[Python-Dev] redesigning the extension module initialisation protocol (was: Strange artifacts with PEP 3121 and monkey-patching sys.modules (in csv, ElementTree and others))

Stefan Behnel stefan_ml at behnel.de
Sun Aug 11 15:52:52 CEST 2013

Nick Coghlan, 11.08.2013 15:19:
> On 11 Aug 2013 09:02, "Stefan Behnel" wrote:
>>> BTW, this already suggests a simple module initialisation interface. The
>>> extension module would expose a function that returns a module type, and
>>> the loader/importer would then simply instantiate that. Nothing else is
>>> needed.
>> Actually, strike the word "module type" and replace it with "type". Is
>> there really a reason why Python needs a module type at all?
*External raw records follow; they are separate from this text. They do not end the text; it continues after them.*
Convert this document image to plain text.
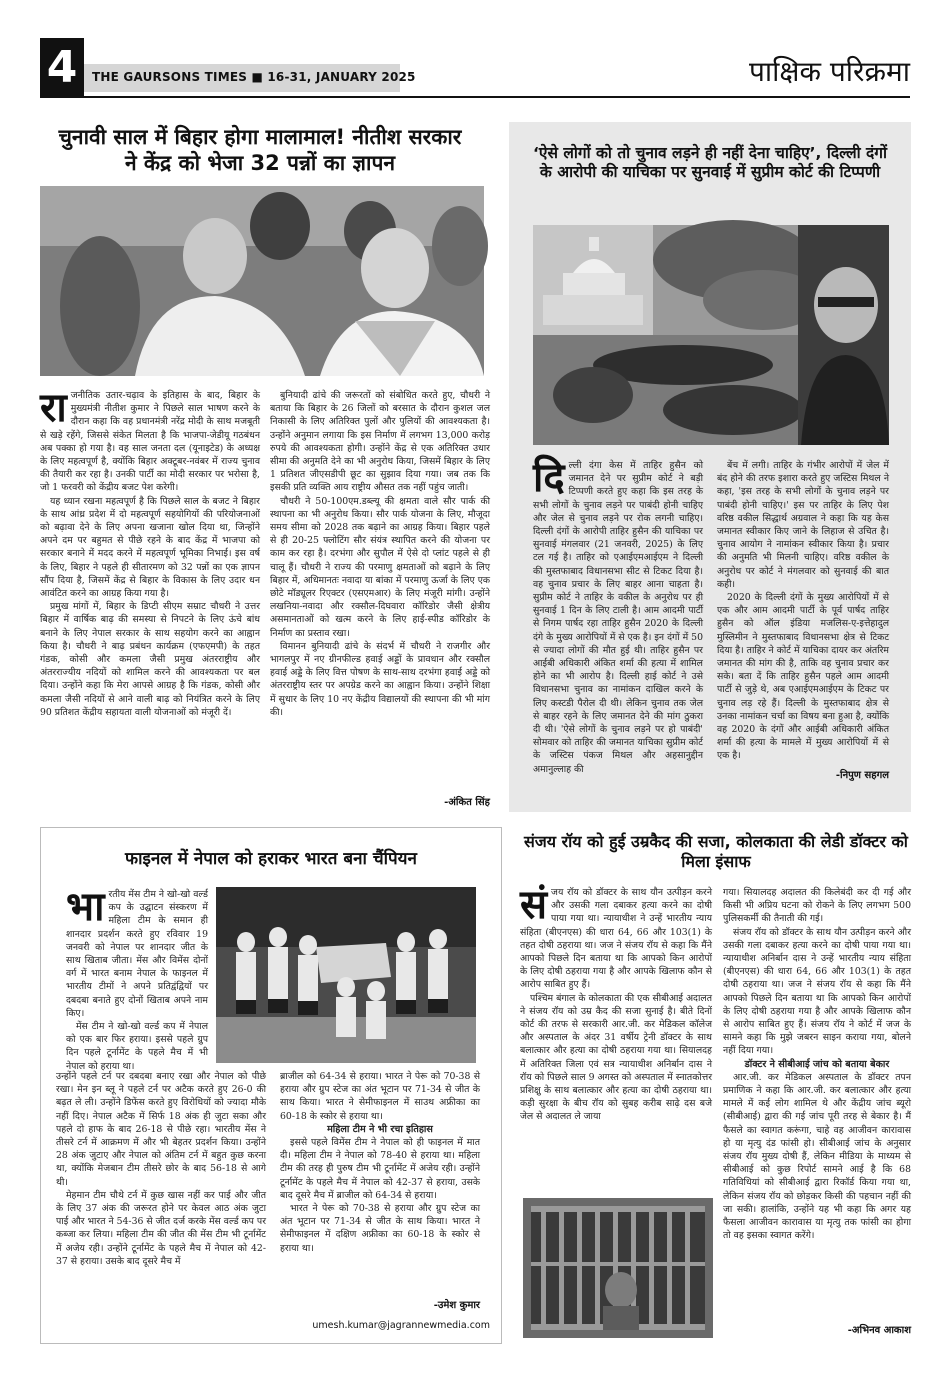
4	THE GAURSONS TIMES ■ 16-31, JANUARY 2025	पाक्षिक परिक्रमा
चुनावी साल में बिहार होगा मालामाल! नीतीश सरकार ने केंद्र को भेजा 32 पन्नों का ज्ञापन
रा जनीतिक उतार-चढ़ाव के इतिहास के बाद, बिहार के मुख्यमंत्री नीतीश कुमार ने पिछले साल भाषण करने के दौरान कहा कि वह प्रधानमंत्री नरेंद्र मोदी के साथ मजबूती से खड़े रहेंगे, जिससे संकेत मिलता है कि भाजपा-जेडीयू गठबंधन अब पक्का हो गया है। वह साल जनता दल (यूनाइटेड) के अध्यक्ष के लिए महत्वपूर्ण है, क्योंकि बिहार अक्टूबर-नवंबर में राज्य चुनाव की तैयारी कर रहा है। उनकी पार्टी का मोदी सरकार पर भरोसा है, जो 1 फरवरी को केंद्रीय बजट पेश करेगी।

यह ध्यान रखना महत्वपूर्ण है कि पिछले साल के बजट ने बिहार के साथ आंध्र प्रदेश में दो महत्वपूर्ण सहयोगियों की परियोजनाओं को बढ़ावा देने के लिए अपना खजाना खोल दिया था, जिन्होंने अपने दम पर बहुमत से पीछे रहने के बाद केंद्र में भाजपा को सरकार बनाने में मदद करने में महत्वपूर्ण भूमिका निभाई। इस वर्ष के लिए, बिहार ने पहले ही सीतारमण को 32 पन्नों का एक ज्ञापन सौंप दिया है, जिसमें केंद्र से बिहार के विकास के लिए उदार धन आवंटित करने का आग्रह किया गया है।

प्रमुख मांगों में, बिहार के डिप्टी सीएम सम्राट चौधरी ने उत्तर बिहार में वार्षिक बाढ़ की समस्या से निपटने के लिए ऊंचे बांध बनाने के लिए नेपाल सरकार के साथ सहयोग करने का आह्वान किया है। चौधरी ने बाढ़ प्रबंधन कार्यक्रम (एफएमपी) के तहत गंडक, कोसी और कमला जैसी प्रमुख अंतरराष्ट्रीय और अंतरराज्यीय नदियों को शामिल करने की आवश्यकता पर बल दिया। उन्होंने कहा कि मेरा आपसे आग्रह है कि गंडक, कोसी और कमला जैसी नदियों से आने वाली बाढ़ को नियंत्रित करने के लिए 90 प्रतिशत केंद्रीय सहायता वाली योजनाओं को मंजूरी दें।

बुनियादी ढांचे की जरूरतों को संबोधित करते हुए, चौधरी ने बताया कि बिहार के 26 जिलों को बरसात के दौरान कुशल जल निकासी के लिए अतिरिक्त पुलों और पुलियों की आवश्यकता है। उन्होंने अनुमान लगाया कि इस निर्माण में लगभग 13,000 करोड़ रुपये की आवश्यकता होगी। उन्होंने केंद्र से एक अतिरिक्त उधार सीमा की अनुमति देने का भी अनुरोध किया, जिसमें बिहार के लिए 1 प्रतिशत जीएसडीपी छूट का सुझाव दिया गया। जब तक कि इसकी प्रति व्यक्ति आय राष्ट्रीय औसत तक नहीं पहुंच जाती।

चौधरी ने 50-100एम.डब्ल्यू की क्षमता वाले सौर पार्क की स्थापना का भी अनुरोध किया। सौर पार्क योजना के लिए, मौजूदा समय सीमा को 2028 तक बढ़ाने का आग्रह किया। बिहार पहले से ही 20-25 फ्लोटिंग सौर संयंत्र स्थापित करने की योजना पर काम कर रहा है। दरभंगा और सुपौल में ऐसे दो प्लांट पहले से ही चालू हैं। चौधरी ने राज्य की परमाणु क्षमताओं को बढ़ाने के लिए बिहार में, अधिमानतः नवादा या बांका में परमाणु ऊर्जा के लिए एक छोटे मॉड्यूलर रिएक्टर (एसएमआर) के लिए मंजूरी मांगी। उन्होंने लखनिया-नवादा और रक्सौल-दिघवारा कॉरिडोर जैसी क्षेत्रीय असमानताओं को खत्म करने के लिए हाई-स्पीड कॉरिडोर के निर्माण का प्रस्ताव रखा।

विमानन बुनियादी ढांचे के संदर्भ में चौधरी ने राजगीर और भागलपुर में नए ग्रीनफील्ड हवाई अड्डों के प्रावधान और रक्सौल हवाई अड्डे के लिए वित्त पोषण के साथ-साथ दरभंगा हवाई अड्डे को अंतरराष्ट्रीय स्तर पर अपग्रेड करने का आह्वान किया। उन्होंने शिक्षा में सुधार के लिए 10 नए केंद्रीय विद्यालयों की स्थापना की भी मांग की।

-अंकित सिंह
‘ऐसे लोगों को तो चुनाव लड़ने ही नहीं देना चाहिए’, दिल्ली दंगों के आरोपी की याचिका पर सुनवाई में सुप्रीम कोर्ट की टिप्पणी
दि ल्ली दंगा केस में ताहिर हुसैन को जमानत देने पर सुप्रीम कोर्ट ने बड़ी टिप्पणी करते हुए कहा कि इस तरह के सभी लोगों के चुनाव लड़ने पर पाबंदी होनी चाहिए और जेल से चुनाव लड़ने पर रोक लगनी चाहिए। दिल्ली दंगों के आरोपी ताहिर हुसैन की याचिका पर सुनवाई मंगलवार (21 जनवरी, 2025) के लिए टल गई है। ताहिर को एआईएमआईएम ने दिल्ली की मुस्तफाबाद विधानसभा सीट से टिकट दिया है। वह चुनाव प्रचार के लिए बाहर आना चाहता है। सुप्रीम कोर्ट ने ताहिर के वकील के अनुरोध पर ही सुनवाई 1 दिन के लिए टाली है। आम आदमी पार्टी से निगम पार्षद रहा ताहिर हुसैन 2020 के दिल्ली दंगे के मुख्य आरोपियों में से एक है। इन दंगों में 50 से ज्यादा लोगों की मौत हुई थी। ताहिर हुसैन पर आईबी अधिकारी अंकित शर्मा की हत्या में शामिल होने का भी आरोप है। दिल्ली हाई कोर्ट ने उसे विधानसभा चुनाव का नामांकन दाखिल करने के लिए कस्टडी पैरोल दी थी। लेकिन चुनाव तक जेल से बाहर रहने के लिए जमानत देने की मांग ठुकरा दी थी। 'ऐसे लोगों के चुनाव लड़ने पर हो पाबंदी' सोमवार को ताहिर की जमानत याचिका सुप्रीम कोर्ट के जस्टिस पंकज मिथल और अहसानुद्दीन अमानुल्लाह की

बेंच में लगी। ताहिर के गंभीर आरोपों में जेल में बंद होने की तरफ इशारा करते हुए जस्टिस मिथल ने कहा, 'इस तरह के सभी लोगों के चुनाव लड़ने पर पाबंदी होनी चाहिए।' इस पर ताहिर के लिए पेश वरिष्ठ वकील सिद्धार्थ अग्रवाल ने कहा कि यह केस जमानत स्वीकार किए जाने के लिहाज से उचित है। चुनाव आयोग ने नामांकन स्वीकार किया है। प्रचार की अनुमति भी मिलनी चाहिए। वरिष्ठ वकील के अनुरोध पर कोर्ट ने मंगलवार को सुनवाई की बात कही।

2020 के दिल्ली दंगों के मुख्य आरोपियों में से एक और आम आदमी पार्टी के पूर्व पार्षद ताहिर हुसैन को ऑल इंडिया मजलिस-ए-इत्तेहादुल मुस्लिमीन ने मुस्तफाबाद विधानसभा क्षेत्र से टिकट दिया है। ताहिर ने कोर्ट में याचिका दायर कर अंतरिम जमानत की मांग की है, ताकि वह चुनाव प्रचार कर सके। बता दें कि ताहिर हुसैन पहले आम आदमी पार्टी से जुड़े थे, अब एआईएमआईएम के टिकट पर चुनाव लड़ रहे हैं। दिल्ली के मुस्तफाबाद क्षेत्र से उनका नामांकन चर्चा का विषय बना हुआ है, क्योंकि वह 2020 के दंगों और आईबी अधिकारी अंकित शर्मा की हत्या के मामले में मुख्य आरोपियों में से एक है।

-निपुण सहगल
फाइनल में नेपाल को हराकर भारत बना चैंपियन
भा रतीय मेंस टीम ने खो-खो वर्ल्ड कप के उद्घाटन संस्करण में महिला टीम के समान ही शानदार प्रदर्शन करते हुए रविवार 19 जनवरी को नेपाल पर शानदार जीत के साथ खिताब जीता। मेंस और विमेंस दोनों वर्ग में भारत बनाम नेपाल के फाइनल में भारतीय टीमों ने अपने प्रतिद्वंद्वियों पर दबदबा बनाते हुए दोनों खिताब अपने नाम किए।

मेंस टीम ने खो-खो वर्ल्ड कप में नेपाल को एक बार फिर हराया। इससे पहले ग्रुप दिन पहले टूर्नामेंट के पहले मैच में भी नेपाल को हराया था।

उन्होंने पहले टर्न पर दबदबा बनाए रखा और नेपाल को पीछे रखा। मेन इन ब्लू ने पहले टर्न पर अटैक करते हुए 26-0 की बढ़त ले ली। उन्होंने डिफेंस करते हुए विरोधियों को ज्यादा मौके नहीं दिए। नेपाल अटैक में सिर्फ 18 अंक ही जुटा सका और पहले दो हाफ के बाद 26-18 से पीछे रहा। भारतीय मेंस ने तीसरे टर्न में आक्रमण में और भी बेहतर प्रदर्शन किया। उन्होंने 28 अंक जुटाए और नेपाल को अंतिम टर्न में बहुत कुछ करना था, क्योंकि मेजबान टीम तीसरे छोर के बाद 56-18 से आगे थी।

मेहमान टीम चौथे टर्न में कुछ खास नहीं कर पाई और जीत के लिए 37 अंक की जरूरत होने पर केवल आठ अंक जुटा पाई और भारत ने 54-36 से जीत दर्ज करके मेंस वर्ल्ड कप पर कब्जा कर लिया। महिला टीम की जीत की मेंस टीम भी टूर्नामेंट में अजेय रही। उन्होंने टूर्नामेंट के पहले मैच में नेपाल को 42-37 से हराया। उसके बाद दूसरे मैच में

ब्राजील को 64-34 से हराया। भारत ने पेरू को 70-38 से हराया और ग्रुप स्टेज का अंत भूटान पर 71-34 से जीत के साथ किया। भारत ने सेमीफाइनल में साउथ अफ्रीका का 60-18 के स्कोर से हराया था।

महिला टीम ने भी रचा इतिहास

इससे पहले विमेंस टीम ने नेपाल को ही फाइनल में मात दी। महिला टीम ने नेपाल को 78-40 से हराया था। महिला टीम की तरह ही पुरुष टीम भी टूर्नामेंट में अजेय रही। उन्होंने टूर्नामेंट के पहले मैच में नेपाल को 42-37 से हराया, उसके बाद दूसरे मैच में ब्राजील को 64-34 से हराया।

भारत ने पेरू को 70-38 से हराया और ग्रुप स्टेज का अंत भूटान पर 71-34 से जीत के साथ किया। भारत ने सेमीफाइनल में दक्षिण अफ्रीका का 60-18 के स्कोर से हराया था।

-उमेश कुमार
umesh.kumar@jagrannewmedia.com
संजय रॉय को हुई उम्रकैद की सजा, कोलकाता की लेडी डॉक्टर को मिला इंसाफ
सं जय रॉय को डॉक्टर के साथ यौन उत्पीड़न करने और उसकी गला दबाकर हत्या करने का दोषी पाया गया था। न्यायाधीश ने उन्हें भारतीय न्याय संहिता (बीएनएस) की धारा 64, 66 और 103(1) के तहत दोषी ठहराया था। जज ने संजय रॉय से कहा कि मैंने आपको पिछले दिन बताया था कि आपको किन आरोपों के लिए दोषी ठहराया गया है और आपके खिलाफ कौन से आरोप साबित हुए हैं।

पश्चिम बंगाल के कोलकाता की एक सीबीआई अदालत ने संजय रॉय को उम्र कैद की सजा सुनाई है। बीते दिनों कोर्ट की तरफ से सरकारी आर.जी. कर मेडिकल कॉलेज और अस्पताल के अंदर 31 वर्षीय ट्रेनी डॉक्टर के साथ बलात्कार और हत्या का दोषी ठहराया गया था। सियालदह में अतिरिक्त जिला एवं सत्र न्यायाधीश अनिर्बान दास ने रॉय को पिछले साल 9 अगस्त को अस्पताल में स्नातकोत्तर प्रशिक्षु के साथ बलात्कार और हत्या का दोषी ठहराया था। कड़ी सुरक्षा के बीच रॉय को सुबह करीब साढ़े दस बजे जेल से अदालत ले जाया

गया। सियालदह अदालत की किलेबंदी कर दी गई और किसी भी अप्रिय घटना को रोकने के लिए लगभग 500 पुलिसकर्मी की तैनाती की गई।

संजय रॉय को डॉक्टर के साथ यौन उत्पीड़न करने और उसकी गला दबाकर हत्या करने का दोषी पाया गया था। न्यायाधीश अनिर्बान दास ने उन्हें भारतीय न्याय संहिता (बीएनएस) की धारा 64, 66 और 103(1) के तहत दोषी ठहराया था। जज ने संजय रॉय से कहा कि मैंने आपको पिछले दिन बताया था कि आपको किन आरोपों के लिए दोषी ठहराया गया है और आपके खिलाफ कौन से आरोप साबित हुए हैं। संजय रॉय ने कोर्ट में जज के सामने कहा कि मुझे जबरन साइन कराया गया, बोलने नहीं दिया गया।

डॉक्टर ने सीबीआई जांच को बताया बेकार

आर.जी. कर मेडिकल अस्पताल के डॉक्टर तपन प्रमाणिक ने कहा कि आर.जी. कर बलात्कार और हत्या मामले में कई लोग शामिल थे और केंद्रीय जांच ब्यूरो (सीबीआई) द्वारा की गई जांच पूरी तरह से बेकार है। मैं फैसले का स्वागत करूंगा, चाहे वह आजीवन कारावास हो या मृत्यु दंड फांसी हो। सीबीआई जांच के अनुसार संजय रॉय मुख्य दोषी हैं, लेकिन मीडिया के माध्यम से सीबीआई को कुछ रिपोर्ट सामने आई है कि 68 गतिविधियां को सीबीआई द्वारा रिकॉर्ड किया गया था, लेकिन संजय रॉय को छोड़कर किसी की पहचान नहीं की जा सकी। हालांकि, उन्होंने यह भी कहा कि अगर यह फैसला आजीवन कारावास या मृत्यु तक फांसी का होगा तो वह इसका स्वागत करेंगे।

-अभिनव आकाश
I mean, you
>> can stick arbitrary objects in sys.modules, so why not allow arbitrary
>> types to be returned by the module creation function?
> That's exactly what I have in mind, but the way extension module imports
> currently work means we can't easily do it just yet. Fortunately, importlib
> means we now have some hope of fixing that :)

Well, what do we need? We don't need to care about existing code, as long
as the current scheme is only deprecated and not deleted. That won't happen
before Py4 anyway. New code would simply export a different symbol when
compiling for a CPython that supports it, which points to the function that
returns the type.

Then, there's already the PyType_Copy() function, which can be used to
create a heap type from a statically defined type. So extension modules can
simply define an (arbitrary) additional type in any way they see fit, copy
it to the heap, and return it.

Next, we need to define a signature for the type's __init__() method. This
can be done in a future proof way by allowing arbitrary keyword arguments
to be added, i.e. such a type must have a signature like

    def __init__(self, currently, used, pos, args, **kwargs)

and simply ignore kwargs for now.

Actually, we may get away with not passing all too many arguments here if
we allow the importer to add stuff to the type's dict in between,
specifically __file__, __path__ and friends, so that they are available
before the type gets instantiated. Not sure if this is a good idea, but it
would at least relieve the user from having to copy these things over from
some kind of context or whatever we might want to pass in.

Alternatively, we could split the instantiation up between tp_new() and
tp_init(), and let the importer set stuff on the instance dict in between
the two. But given that this context won't actually change once the shared
library is loaded, the only reason to prefer modifying the instance instead
of the type would be to avoid requiring a tp_dict for the type. Open for
discussion, I guess.

Did I forget anything? Sounds simple enough to me so far.